“The German Foreign Ministry is pretending that there are legal obstacles to proscribing Iran’s Revolutionary Guard Corps,” Norbert Röttgen says.
By Benjamin Weinthal, JNS
Norbert Röttgen, a Christian Democratic Union lawmaker in the German parliament, directly contradicted European Union foreign policy chief Josep Borrell’s assertion on Monday that the E.U. cannot classify Iran’s Islamic Revolutionary Guard Corps as a terrorist entity because of a lack of a court decision to that effect.
“All the legal requirements are fulfilled,” the German parliamentarian told JNS. “Currently the German attorney general is prosecuting terrorist attacks linked to the IRGC on several synagogues in the state of North Rhine-Westphalia, and in the U.S. there is a federal court decision against the IRGC for acts of terrorism.”
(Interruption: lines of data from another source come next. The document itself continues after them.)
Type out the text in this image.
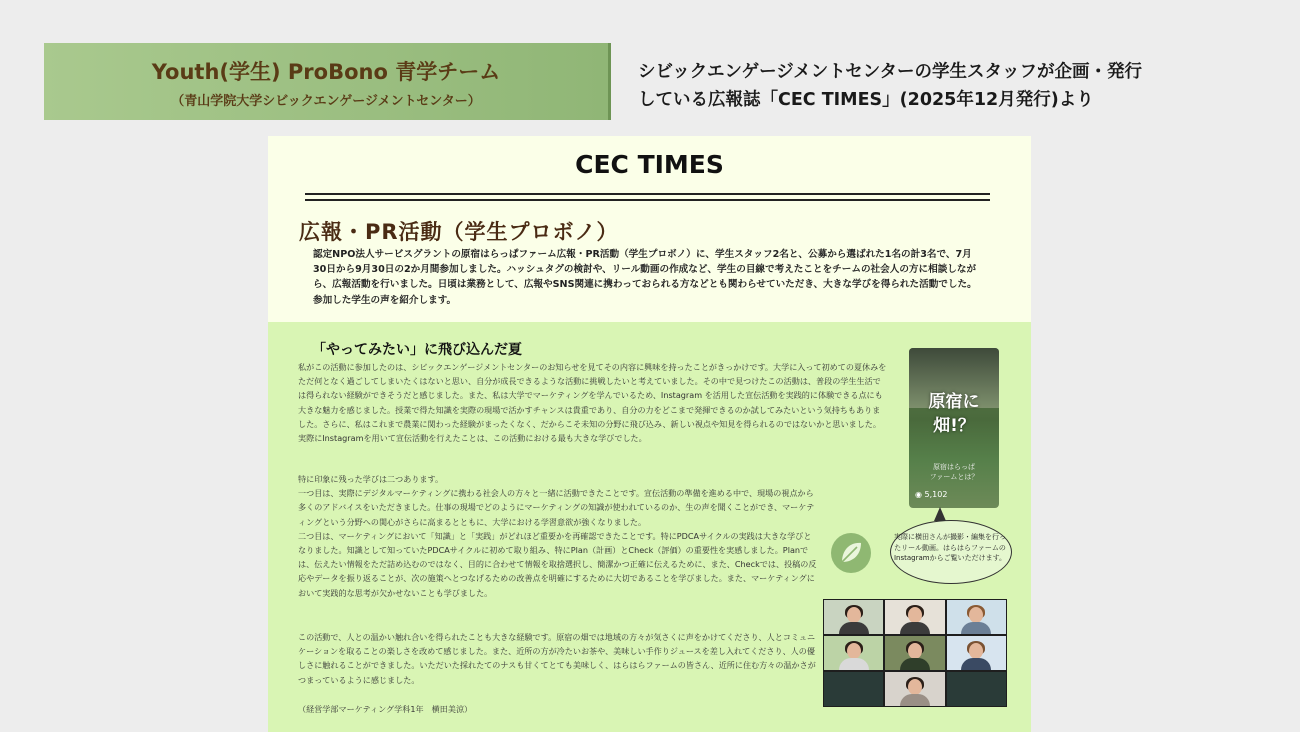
Youth(学生) ProBono 青学チーム
（青山学院大学シビックエンゲージメントセンター）
シビックエンゲージメントセンターの学生スタッフが企画・発行
している広報誌「CEC TIMES」(2025年12月発行)より
CEC TIMES
広報・PR活動（学生プロボノ）
認定NPO法人サービスグラントの原宿はらっぱファーム広報・PR活動（学生プロボノ）に、学生スタッフ2名と、公募から選ばれた1名の計3名で、7月30日から9月30日の2か月間参加しました。ハッシュタグの検討や、リール動画の作成など、学生の目線で考えたことをチームの社会人の方に相談しながら、広報活動を行いました。日頃は業務として、広報やSNS関連に携わっておられる方などとも関わらせていただき、大きな学びを得られた活動でした。参加した学生の声を紹介します。
「やってみたい」に飛び込んだ夏
私がこの活動に参加したのは、シビックエンゲージメントセンターのお知らせを見てその内容に興味を持ったことがきっかけです。大学に入って初めての夏休みをただ何となく過ごしてしまいたくはないと思い、自分が成長できるような活動に挑戦したいと考えていました。その中で見つけたこの活動は、普段の学生生活では得られない経験ができそうだと感じました。また、私は大学でマーケティングを学んでいるため、Instagram を活用した宣伝活動を実践的に体験できる点にも大きな魅力を感じました。授業で得た知識を実際の現場で活かすチャンスは貴重であり、自分の力をどこまで発揮できるのか試してみたいという気持ちもありました。さらに、私はこれまで農業に関わった経験がまったくなく、だからこそ未知の分野に飛び込み、新しい視点や知見を得られるのではないかと思いました。実際にInstagramを用いて宣伝活動を行えたことは、この活動における最も大きな学びでした。
特に印象に残った学びは二つあります。
一つ目は、実際にデジタルマーケティングに携わる社会人の方々と一緒に活動できたことです。宣伝活動の準備を進める中で、現場の視点から多くのアドバイスをいただきました。仕事の現場でどのようにマーケティングの知識が使われているのか、生の声を聞くことができ、マーケティングという分野への関心がさらに高まるとともに、大学における学習意欲が強くなりました。
二つ目は、マーケティングにおいて「知識」と「実践」がどれほど重要かを再確認できたことです。特にPDCAサイクルの実践は大きな学びとなりました。知識として知っていたPDCAサイクルに初めて取り組み、特にPlan（計画）とCheck（評価）の重要性を実感しました。Planでは、伝えたい情報をただ詰め込むのではなく、目的に合わせて情報を取捨選択し、簡潔かつ正確に伝えるために、また、Checkでは、投稿の反応やデータを振り返ることが、次の施策へとつなげるための改善点を明確にするために大切であることを学びました。また、マーケティングにおいて実践的な思考が欠かせないことも学びました。
この活動で、人との温かい触れ合いを得られたことも大きな経験です。原宿の畑では地域の方々が気さくに声をかけてくださり、人とコミュニケーションを取ることの楽しさを改めて感じました。また、近所の方が冷たいお茶や、美味しい手作りジュースを差し入れてくださり、人の優しさに触れることができました。いただいた採れたてのナスも甘くてとても美味しく、はらはらファームの皆さん、近所に住む方々の温かさがつまっているように感じました。
（経営学部マーケティング学科1年　横田美涼）
原宿に
畑!？
原宿はらっぱ
ファームとは？
◉ 5,102
実際に横田さんが撮影・編集を行ったリール動画。はらはらファームのInstagramからご覧いただけます。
Röttgen, who was chairman of the Bundestag Foreign Affairs Committee from 2014 to 2021, added that “the German Foreign Ministry is pretending that there are legal obstacles to proscribing the IRGC. The foreign minister says that investigations or convictions in the E.U. are needed to list the Revolutionary Guards as a terrorist group, but the European Court of Justice has clarified that investigations or convictions can also be from outside the E.U. for a group to be put on the terror list.”
There is no legal unclarity. The German Foreign Ministry knows that the terror listing can be based on non-EU cases, but it doesn’t say so publically. This is how they answered our parliamentary request. #IRGCterrorists https://t.co/mcFhJhMnnM pic.twitter.com/kPF8DJTwrQ
— Norbert Röttgen (@n_roettgen) January 11, 2023
The Trump administration designated the IRGC as a terrorist organization in 2019.
There have been other court cases in Germany that prove the IRGC was involved in terrorism.
The IRGC contracted a Pakistani man living in Germany, Syed Mustafa H., to collect information on pro-Israel advocates in Germany, France and elsewhere in Western Europe. German prosecutors said the espionage was part of an assassination plot.
The Quds Force—an elite branch of the IRGC responsible for extraterritorial operations—paid Mustafa at least €2,052 in July 2015-July 2016. The IRGC frequently outsources its terrorist operations.
The E.U. on Monday declined to sanction the 125,000-strong Revolutionary Guards Corps without a court decision from an E.U. nation that declares it is engaged in terrorist activities.
“It is something that cannot be decided without a court…decision first. You cannot say I consider you a terrorist because I don’t like you,” said Borrell in Brussels.
Non-binding resolution
The European Parliament passed a non-binding resolution last week, urging that the IRGC be included on the E.U.’s terror list. The commander of the IRGC and Iran’s parliamentary speaker threatened repercussions should the E.U. proscribe the IRGC as a terrorist entity.
Hannah Neumann, a member of the European Parliament for the German Green party, told the parliament: “How can we speak about reviving the JCPOA [the 2015 Iran nuclear deal]if the only thing that comes out is the international recognition that the [Tehran] regime urgently needs? The time for an ambiguous policy is over. As long as the brutal protests continue, we should not negotiate. As long as the IRGC terrorize their own people and the region, we should treat them as terrorists.”
The German Green party, including member Foreign Minister Annalena Baerbock, has long been an energetic supporter of the JCPOA.
Critics of German-Iran and EU-Iran cooperation have noted over the years that designation of the IRGC as a terrorist organization would harm the robust business relationship between the clerical regime in Tehran and European countries. According to recently published statistics from the Federal Statistical Office of Germany, Germany exported more than $1.2 billion in merchandise to Iran from January to October 2022. German imports exceeded $277 million in value during the same period.
Kazem Moussavi, a German-Iranian dissident who is the spokesman of the Green Party of Iran in Germany, told JNS, “I not only criticize the volume of the German trade relationship with Iran, but also the disregard of ethical principles by the German economic participants when doing business with the clerical-fascist system. While conducting business transactions, the serious human rights violations, eliminatory antisemitism, anti-Americanism and terrorism carried out by Iranian business partners have been largely ignored for many years.”
Moussavi says Berlin and the E.U. should proscribe the IRGC as a terrorist entity. “German governments have turned a blind eye to the oppression of the Iranian people due to power and strategic interests in the region and oil and gas deals with Tehran,” he said.